Together with scallops and bluefin, the CFA has nominated seven other species that could become vulnerable or more highly endangered: black jewfish, arrow squid, scampi, blue warehou, orange roughy, gemfish and the loggerhead turtle.
The CFA’s chairman, Martin Exel, said there was enough anecdotal and scientific evidence to seek a determination from the government that seismic testing did have an impact, requiring its use to take fishers into account.
“For whales and other cetaceans, already there is no question that they are considered,” Mr Exel said. “A human is not even supposed to be in the water within five miles of seismic testing.”
In Canada, seismic surveys must be planned to avoid dispersing spawning or migratory fish.

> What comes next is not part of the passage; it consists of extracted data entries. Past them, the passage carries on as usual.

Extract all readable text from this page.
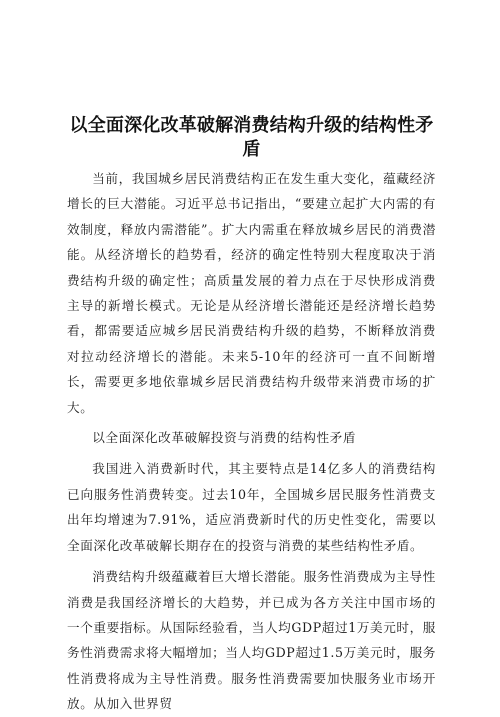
以全面深化改革破解消费结构升级的结构性矛盾

当前，我国城乡居民消费结构正在发生重大变化，蕴藏经济增长的巨大潜能。习近平总书记指出，“要建立起扩大内需的有效制度，释放内需潜能”。扩大内需重在释放城乡居民的消费潜能。从经济增长的趋势看，经济的确定性特别大程度取决于消费结构升级的确定性；高质量发展的着力点在于尽快形成消费主导的新增长模式。无论是从经济增长潜能还是经济增长趋势看，都需要适应城乡居民消费结构升级的趋势，不断释放消费对拉动经济增长的潜能。未来5-10年的经济可一直不间断增长，需要更多地依靠城乡居民消费结构升级带来消费市场的扩大。

以全面深化改革破解投资与消费的结构性矛盾

我国进入消费新时代，其主要特点是14亿多人的消费结构已向服务性消费转变。过去10年，全国城乡居民服务性消费支出年均增速为7.91%，适应消费新时代的历史性变化，需要以全面深化改革破解长期存在的投资与消费的某些结构性矛盾。

消费结构升级蕴藏着巨大增长潜能。服务性消费成为主导性消费是我国经济增长的大趋势，并已成为各方关注中国市场的一个重要指标。从国际经验看，当人均GDP超过1万美元时，服务性消费需求将大幅增加；当人均GDP超过1.5万美元时，服务性消费将成为主导性消费。服务性消费需要加快服务业市场开放。从加入世界贸
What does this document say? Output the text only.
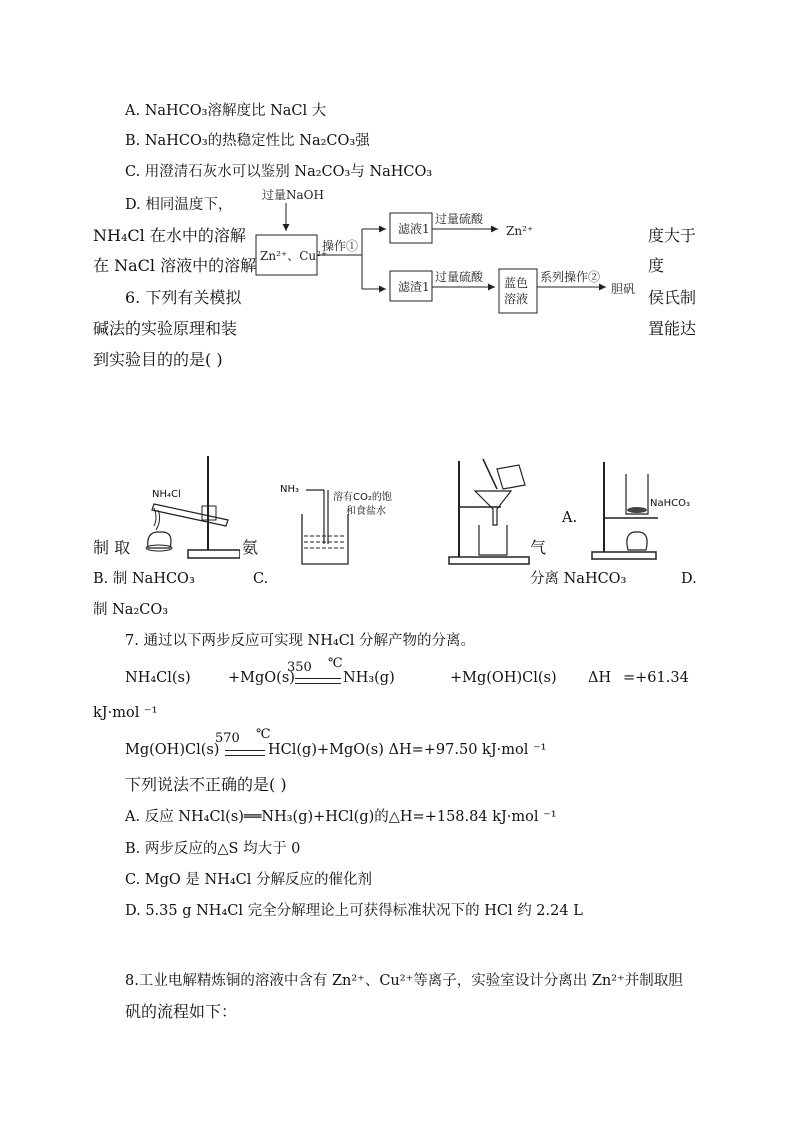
A. NaHCO₃溶解度比 NaCl 大
B. NaHCO₃的热稳定性比 Na₂CO₃强
C. 用澄清石灰水可以鉴别 Na₂CO₃与 NaHCO₃
D. 相同温度下，
NH₄Cl 在水中的溶解
在 NaCl 溶液中的溶解
度大于
度
6. 下列有关模拟
碱法的实验原理和装
到实验目的的是( )
侯氏制
置能达
过量NaOH
Zn²⁺、Cu²⁺
操作①
滤液1
滤渣1
过量硫酸
Zn²⁺
过量硫酸 蓝色
溶液
系列操作②
胆矾
NH₄Cl	NH₃
溶有CO₂的饱
和食盐水
NaHCO₃
A.
制 取	氨	气
B. 制 NaHCO₃	C.	分离 NaHCO₃	D.
制 Na₂CO₃
7. 通过以下两步反应可实现 NH₄Cl 分解产物的分离。
NH₄Cl(s)	+MgO(s)
350 ℃
NH₃(g)	+Mg(OH)Cl(s) ΔH =+61.34
kJ·mol ⁻¹
Mg(OH)Cl(s)
570 ℃
HCl(g)+MgO(s) ΔH=+97.50 kJ·mol ⁻¹
下列说法不正确的是( )
A. 反应 NH₄Cl(s)══NH₃(g)+HCl(g)的△H=+158.84 kJ·mol ⁻¹
B. 两步反应的△S 均大于 0
C. MgO 是 NH₄Cl 分解反应的催化剂
D. 5.35 g NH₄Cl 完全分解理论上可获得标准状况下的 HCl 约 2.24 L
8.工业电解精炼铜的溶液中含有 Zn²⁺、Cu²⁺等离子，实验室设计分离出 Zn²⁺并制取胆
矾的流程如下：
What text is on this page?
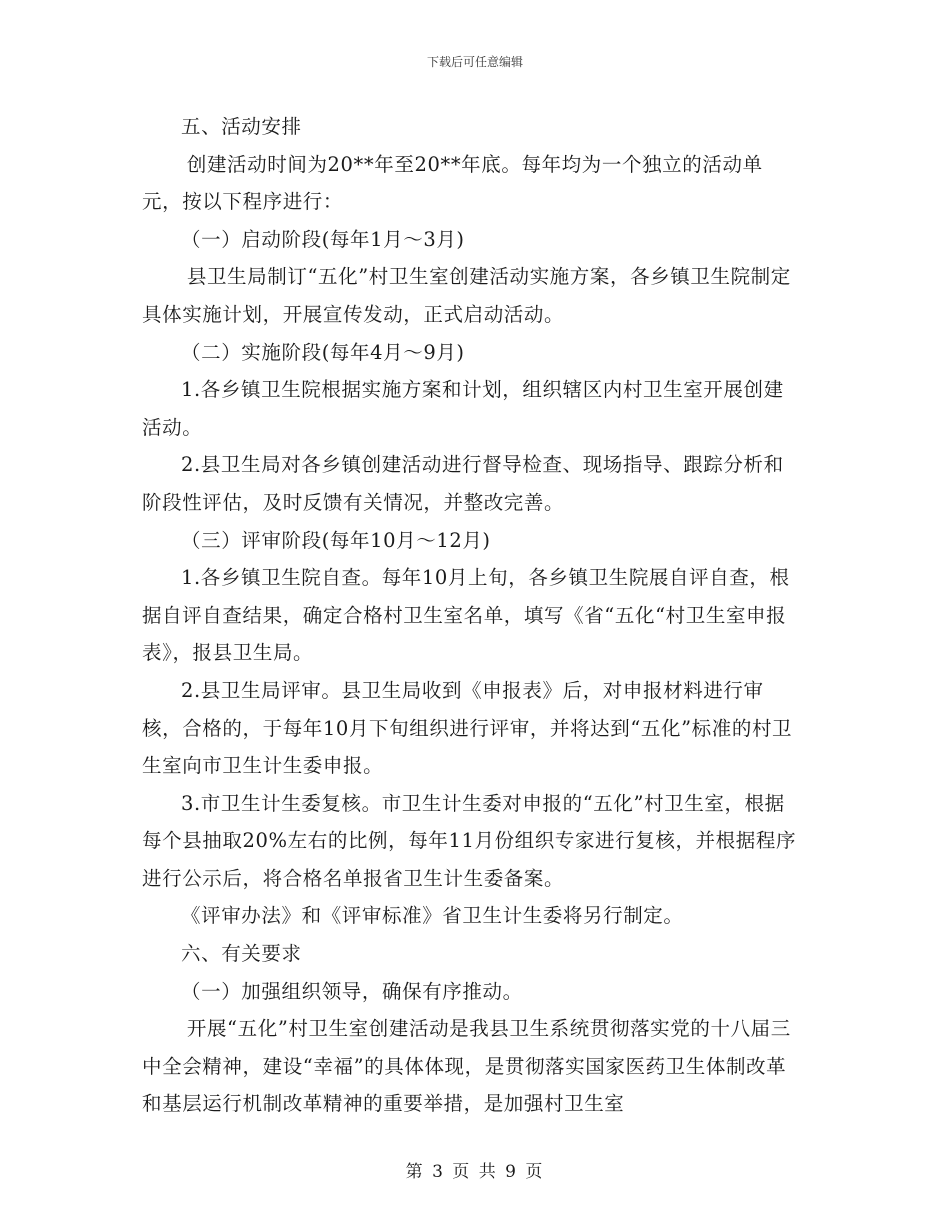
下载后可任意编辑

五、活动安排

创建活动时间为20**年至20**年底。每年均为一个独立的活动单元，按以下程序进行：

（一）启动阶段(每年1月～3月)

县卫生局制订“五化”村卫生室创建活动实施方案，各乡镇卫生院制定具体实施计划，开展宣传发动，正式启动活动。

（二）实施阶段(每年4月～9月)

1.各乡镇卫生院根据实施方案和计划，组织辖区内村卫生室开展创建活动。

2.县卫生局对各乡镇创建活动进行督导检查、现场指导、跟踪分析和阶段性评估，及时反馈有关情况，并整改完善。

（三）评审阶段(每年10月～12月)

1.各乡镇卫生院自查。每年10月上旬，各乡镇卫生院展自评自查，根据自评自查结果，确定合格村卫生室名单，填写《省“五化“村卫生室申报表》，报县卫生局。

2.县卫生局评审。县卫生局收到《申报表》后，对申报材料进行审核，合格的，于每年10月下旬组织进行评审，并将达到“五化”标准的村卫生室向市卫生计生委申报。

3.市卫生计生委复核。市卫生计生委对申报的“五化”村卫生室，根据每个县抽取20%左右的比例，每年11月份组织专家进行复核，并根据程序进行公示后，将合格名单报省卫生计生委备案。

《评审办法》和《评审标准》省卫生计生委将另行制定。

六、有关要求

（一）加强组织领导，确保有序推动。

开展“五化”村卫生室创建活动是我县卫生系统贯彻落实党的十八届三中全会精神，建设“幸福”的具体体现，是贯彻落实国家医药卫生体制改革和基层运行机制改革精神的重要举措，是加强村卫生室

第 3 页 共 9 页
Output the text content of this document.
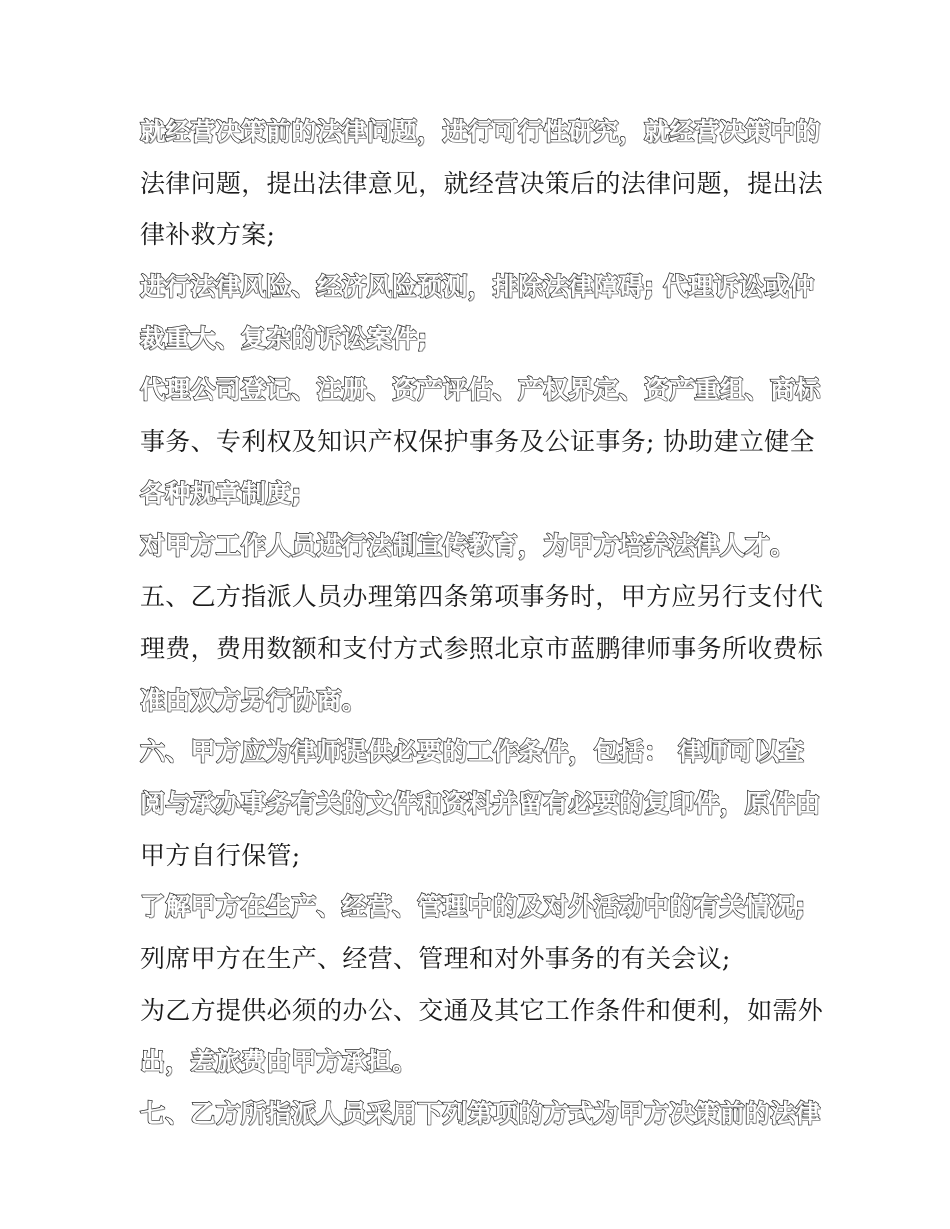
就经营决策前的法律问题，进行可行性研究，就经营决策中的
法律问题，提出法律意见，就经营决策后的法律问题，提出法
律补救方案;
进行法律风险、经济风险预测，排除法律障碍; 代理诉讼或仲
裁重大、复杂的诉讼案件;
代理公司登记、注册、资产评估、产权界定、资产重组、商标
事务、专利权及知识产权保护事务及公证事务; 协助建立健全
各种规章制度;
对甲方工作人员进行法制宣传教育，为甲方培养法律人才。
五、乙方指派人员办理第四条第项事务时，甲方应另行支付代
理费，费用数额和支付方式参照北京市蓝鹏律师事务所收费标
准由双方另行协商。
六、甲方应为律师提供必要的工作条件，包括： 律师可以查
阅与承办事务有关的文件和资料并留有必要的复印件，原件由
甲方自行保管;
了解甲方在生产、经营、管理中的及对外活动中的有关情况;
列席甲方在生产、经营、管理和对外事务的有关会议;
为乙方提供必须的办公、交通及其它工作条件和便利，如需外
出，差旅费由甲方承担。
七、乙方所指派人员采用下列第项的方式为甲方决策前的法律
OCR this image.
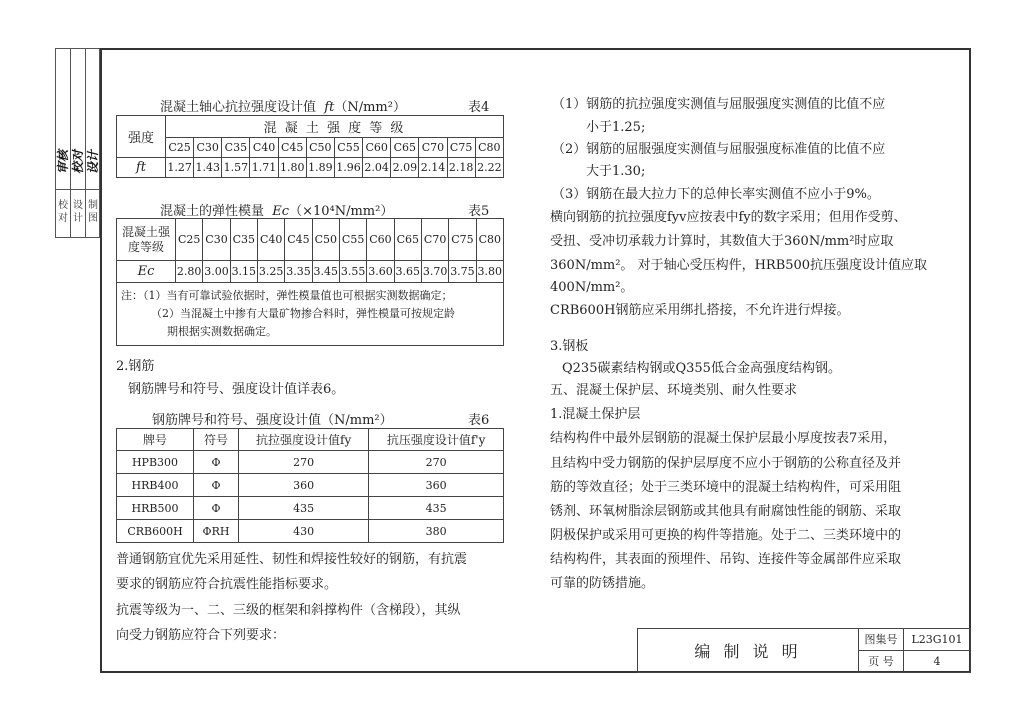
校
对
设
计
制
图
审核 校对 设计
混凝土轴心抗拉强度设计值 ft（N/mm²）	表4
强度	混 凝 土 强 度 等 级											
	C25	C30	C35	C40	C45	C50	C55	C60	C65	C70	C75	C80
ft	1.27	1.43	1.57	1.71	1.80	1.89	1.96	2.04	2.09	2.14	2.18	2.22
混凝土的弹性模量 Ec（×10⁴N/mm²）	表5
混凝土强度等级	C25	C30	C35	C40	C45	C50	C55	C60	C65	C70	C75	C80
Ec	2.80	3.00	3.15	3.25	3.35	3.45	3.55	3.60	3.65	3.70	3.75	3.80

注：（1）当有可靠试验依据时，弹性模量值也可根据实测数据确定；
（2）当混凝土中掺有大量矿物掺合料时，弹性模量可按规定龄
期根据实测数据确定。												
2.钢筋
钢筋牌号和符号、强度设计值详表6。
钢筋牌号和符号、强度设计值（N/mm²）	表6
牌号	符号	抗拉强度设计值fy	抗压强度设计值f'y
HPB300	Φ	270	270
HRB400	Φ	360	360
HRB500	Φ	435	435
CRB600H	ΦRH	430	380
普通钢筋宜优先采用延性、韧性和焊接性较好的钢筋，有抗震
要求的钢筋应符合抗震性能指标要求。
抗震等级为一、二、三级的框架和斜撑构件（含梯段），其纵
向受力钢筋应符合下列要求：
（1）钢筋的抗拉强度实测值与屈服强度实测值的比值不应
小于1.25;
（2）钢筋的屈服强度实测值与屈服强度标准值的比值不应
大于1.30;
（3）钢筋在最大拉力下的总伸长率实测值不应小于9%。
横向钢筋的抗拉强度fyv应按表中fy的数字采用；但用作受剪、
受扭、受冲切承载力计算时，其数值大于360N/mm²时应取
360N/mm²。 对于轴心受压构件，HRB500抗压强度设计值应取
400N/mm²。
CRB600H钢筋应采用绑扎搭接，不允许进行焊接。
3.钢板
Q235碳素结构钢或Q355低合金高强度结构钢。
五、混凝土保护层、环境类别、耐久性要求
1.混凝土保护层
结构构件中最外层钢筋的混凝土保护层最小厚度按表7采用，
且结构中受力钢筋的保护层厚度不应小于钢筋的公称直径及并
筋的等效直径；处于三类环境中的混凝土结构构件，可采用阻
锈剂、环氧树脂涂层钢筋或其他具有耐腐蚀性能的钢筋、采取
阴极保护或采用可更换的构件等措施。处于二、三类环境中的
结构构件，其表面的预埋件、吊钩、连接件等金属部件应采取
可靠的防锈措施。
编 制 说 明
图集号	L23G101
页 号	4
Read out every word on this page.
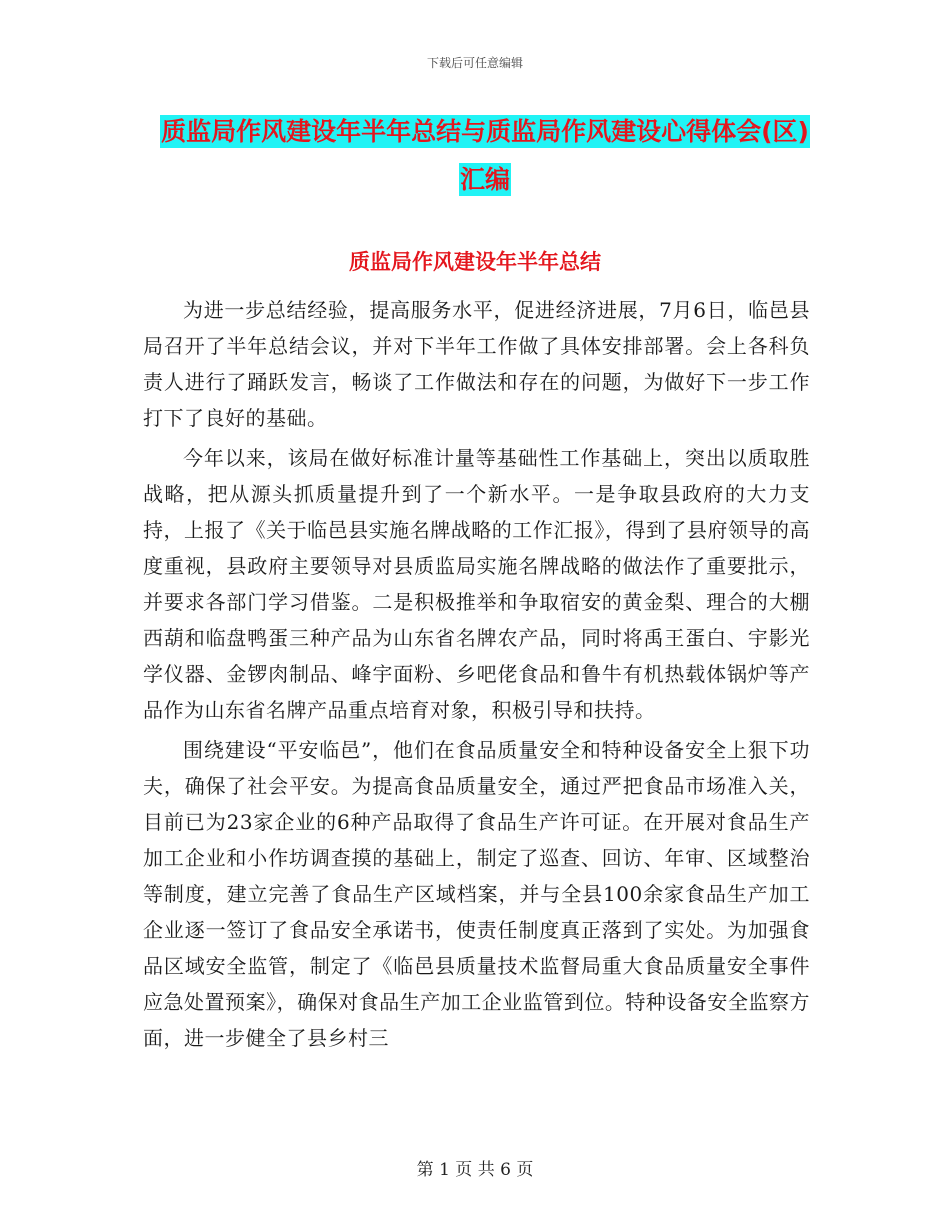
下载后可任意编辑
质监局作风建设年半年总结与质监局作风建设心得体会(区)汇编
质监局作风建设年半年总结

为进一步总结经验，提高服务水平，促进经济进展，7月6日，临邑县局召开了半年总结会议，并对下半年工作做了具体安排部署。会上各科负责人进行了踊跃发言，畅谈了工作做法和存在的问题，为做好下一步工作打下了良好的基础。

今年以来，该局在做好标准计量等基础性工作基础上，突出以质取胜战略，把从源头抓质量提升到了一个新水平。一是争取县政府的大力支持，上报了《关于临邑县实施名牌战略的工作汇报》，得到了县府领导的高度重视，县政府主要领导对县质监局实施名牌战略的做法作了重要批示，并要求各部门学习借鉴。二是积极推举和争取宿安的黄金梨、理合的大棚西葫和临盘鸭蛋三种产品为山东省名牌农产品，同时将禹王蛋白、宇影光学仪器、金锣肉制品、峰宇面粉、乡吧佬食品和鲁牛有机热载体锅炉等产品作为山东省名牌产品重点培育对象，积极引导和扶持。

围绕建设“平安临邑”，他们在食品质量安全和特种设备安全上狠下功夫，确保了社会平安。为提高食品质量安全，通过严把食品市场准入关，目前已为23家企业的6种产品取得了食品生产许可证。在开展对食品生产加工企业和小作坊调查摸的基础上，制定了巡查、回访、年审、区域整治等制度，建立完善了食品生产区域档案，并与全县100余家食品生产加工企业逐一签订了食品安全承诺书，使责任制度真正落到了实处。为加强食品区域安全监管，制定了《临邑县质量技术监督局重大食品质量安全事件应急处置预案》，确保对食品生产加工企业监管到位。特种设备安全监察方面，进一步健全了县乡村三

第 1 页 共 6 页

The Australian Petroleum Production and Exploration Association said it was surprised by the nomination, which was not supported by evidence or science.
“In fact, more than five decades of experience and research shows no evidence that sound from oil and gas exploration activities causes injury to marine species or ecological communities or behavioural effects that would affect the viability of any marine animal population,” an APPEA spokesman said.
“And unlike the activities of other industries [such as fishing itself], there is no scientific evidence that would suggest oil and gas exploration activity has detrimental impacts on fisheries or fish stocks.”
The CFA’s application has been lodged with the government’s threatened species scientific committee, which will consider making a recommendation to Environment Minister Tony Burke.